Eloge de feu le Professeur Pierre-Paul LAMBERT, par Jean-Louis VANHERWEGHEM, correspondant.  

C’est devant une assistance particulièrement nombreuse, que s’est déroulé dans la salle de séances Roi Baudouin de l’Académie royale de Médecine, véritablement bondée, l’hommage au professeur P.-P. Lambert, membre titulaire et président pour l’année 1983.

Sa famille ainsi que tous les invités à cette partie de la séance étant introduits en début de la réunion, la parole est donnée à M. le professeur J.-L. Vanherweghem, recteur de l’Université libre de Bruxelles et membre de l’Académie.  Il s’exprime en ces termes :

Né le 17 octobre 1910 à Saint-Josse-Ten-Noode, Pierre-Paul Lambert fut diplômé « docteur en médecine » en 1935, à l’Université libre de Bruxelles.  Ses études médicales furent brillantes puisqu’il obtint quatre fois le prix Fleurice Mercier et qu’il fut classé premier, en 1935, au concours des bourses de voyage du gouvernement.

Interniste, Pierre-Paul Lambert, a accompli une carrière classique de clinicien hospitalier.  D’abord assistant (1936-1946), et ensuite adjoint (1947-1955) de Paul Govaerts (1889-1960), au service de médecine interne de l’Hôpital universitaire Saint-Pierre (Bruxelles), c’est en 1955 qu’il accéda la direction du service de médecine interne de l’Hôpital universitaire Brugmann et, en même temps, à la direction du laboratoire de médecine expérimentale annexé à ce service.  Il occupera ces fonctions jusqu’à sa retraite en 1975.  Il poursuivra cependant encore ses activités de recherche comme directeur de la Fondation médicale Reine Elisabeth (1976-1986) et ensuite comme président du conseil scientifique de cette même fondation (1896-1990).

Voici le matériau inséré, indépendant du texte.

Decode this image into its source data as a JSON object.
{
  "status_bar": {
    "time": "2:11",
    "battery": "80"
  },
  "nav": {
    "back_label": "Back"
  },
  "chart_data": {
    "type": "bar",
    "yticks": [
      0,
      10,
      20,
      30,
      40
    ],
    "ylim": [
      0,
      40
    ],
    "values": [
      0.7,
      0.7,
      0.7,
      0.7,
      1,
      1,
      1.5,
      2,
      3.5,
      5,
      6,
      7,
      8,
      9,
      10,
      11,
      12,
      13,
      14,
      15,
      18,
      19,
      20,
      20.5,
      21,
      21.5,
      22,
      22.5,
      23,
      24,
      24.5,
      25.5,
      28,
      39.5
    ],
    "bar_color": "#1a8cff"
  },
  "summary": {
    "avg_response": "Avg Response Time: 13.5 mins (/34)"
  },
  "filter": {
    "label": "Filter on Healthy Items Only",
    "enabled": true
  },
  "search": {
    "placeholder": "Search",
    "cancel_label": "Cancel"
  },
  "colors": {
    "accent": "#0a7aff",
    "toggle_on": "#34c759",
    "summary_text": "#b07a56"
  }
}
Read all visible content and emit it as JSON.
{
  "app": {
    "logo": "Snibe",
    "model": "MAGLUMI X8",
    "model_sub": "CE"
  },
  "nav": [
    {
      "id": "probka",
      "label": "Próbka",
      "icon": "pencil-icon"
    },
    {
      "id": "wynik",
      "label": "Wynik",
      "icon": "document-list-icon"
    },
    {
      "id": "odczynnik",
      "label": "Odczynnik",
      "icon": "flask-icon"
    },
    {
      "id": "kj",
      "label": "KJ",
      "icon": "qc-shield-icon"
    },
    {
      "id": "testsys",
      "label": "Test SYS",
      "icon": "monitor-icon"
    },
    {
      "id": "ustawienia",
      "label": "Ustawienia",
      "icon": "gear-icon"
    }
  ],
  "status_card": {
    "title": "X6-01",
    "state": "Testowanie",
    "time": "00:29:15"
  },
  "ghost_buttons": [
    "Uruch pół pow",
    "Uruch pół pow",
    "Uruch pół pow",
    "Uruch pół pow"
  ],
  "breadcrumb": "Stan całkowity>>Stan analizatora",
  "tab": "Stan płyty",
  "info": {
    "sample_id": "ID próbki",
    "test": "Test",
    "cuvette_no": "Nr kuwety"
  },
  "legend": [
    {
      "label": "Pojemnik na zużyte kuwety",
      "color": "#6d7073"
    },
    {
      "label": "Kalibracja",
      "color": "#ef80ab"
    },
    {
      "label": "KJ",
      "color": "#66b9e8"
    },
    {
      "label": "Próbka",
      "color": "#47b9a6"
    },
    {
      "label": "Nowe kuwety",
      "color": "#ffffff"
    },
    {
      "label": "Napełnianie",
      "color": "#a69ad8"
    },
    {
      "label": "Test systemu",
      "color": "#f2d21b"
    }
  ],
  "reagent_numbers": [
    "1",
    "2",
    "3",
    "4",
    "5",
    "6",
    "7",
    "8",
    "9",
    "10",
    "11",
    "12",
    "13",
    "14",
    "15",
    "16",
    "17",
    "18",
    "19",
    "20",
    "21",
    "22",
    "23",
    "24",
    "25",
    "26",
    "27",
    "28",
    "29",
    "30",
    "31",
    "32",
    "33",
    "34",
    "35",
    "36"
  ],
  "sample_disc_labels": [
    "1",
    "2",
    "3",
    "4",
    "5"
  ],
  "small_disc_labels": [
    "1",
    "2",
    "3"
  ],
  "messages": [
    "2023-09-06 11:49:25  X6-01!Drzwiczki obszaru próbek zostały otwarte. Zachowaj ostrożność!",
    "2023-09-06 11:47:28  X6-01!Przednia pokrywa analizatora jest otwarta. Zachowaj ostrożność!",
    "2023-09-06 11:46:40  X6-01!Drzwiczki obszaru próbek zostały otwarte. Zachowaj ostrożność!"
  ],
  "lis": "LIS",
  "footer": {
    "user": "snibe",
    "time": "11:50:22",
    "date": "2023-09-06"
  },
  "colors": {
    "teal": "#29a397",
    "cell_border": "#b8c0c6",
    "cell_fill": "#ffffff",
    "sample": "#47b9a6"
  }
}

P.P. Lambert laisse le souvenir d’un clinicien clairvoyant, prudent et précis.  Il aimait prendre en défaut ses confrères plus pressés ou plus superficiels par le contrôle minutieux de l’anamnèse et de l’examen du patient.  Il se montrait ainsi capable d’éclaircir d’un seul coup, la confusion des uns et des autres, le diagnostic d’un ictère par la mise en évidence d’un ganglion de Troisier, ou celui d’une hypokaliémie par un toucher rectal révélateur d’une tumeur villeuse.  Sa conscience professionnelle était un exemple pour tous et contraignait les plus jeunes à un « sens du devoir » parfois difficile à assumer.  Ainsi, s’excusant d’avoir été absent aux séances de l’Académie de Médecine, il écrivait, en 1968, à son secrétaire perpétuel Albert Dalcq : « Je sais que mon assiduité n’a pas été exemplaire par le passé.  A dire vrai, je ne puis me débarrasser d’un enseignement clinique que je donne aux étudiants du premier doctorat le samedi de 9 heures à 10 heures, ce qui reporte à la fin de la matinée un tour des malades sortants.  Je me demande parfois comment font mes collègues pour se libérer et venir si souvent à Bruxelles ; j’ai, quant à moi, déjà le sentiment d’être trop peu dans mon service ».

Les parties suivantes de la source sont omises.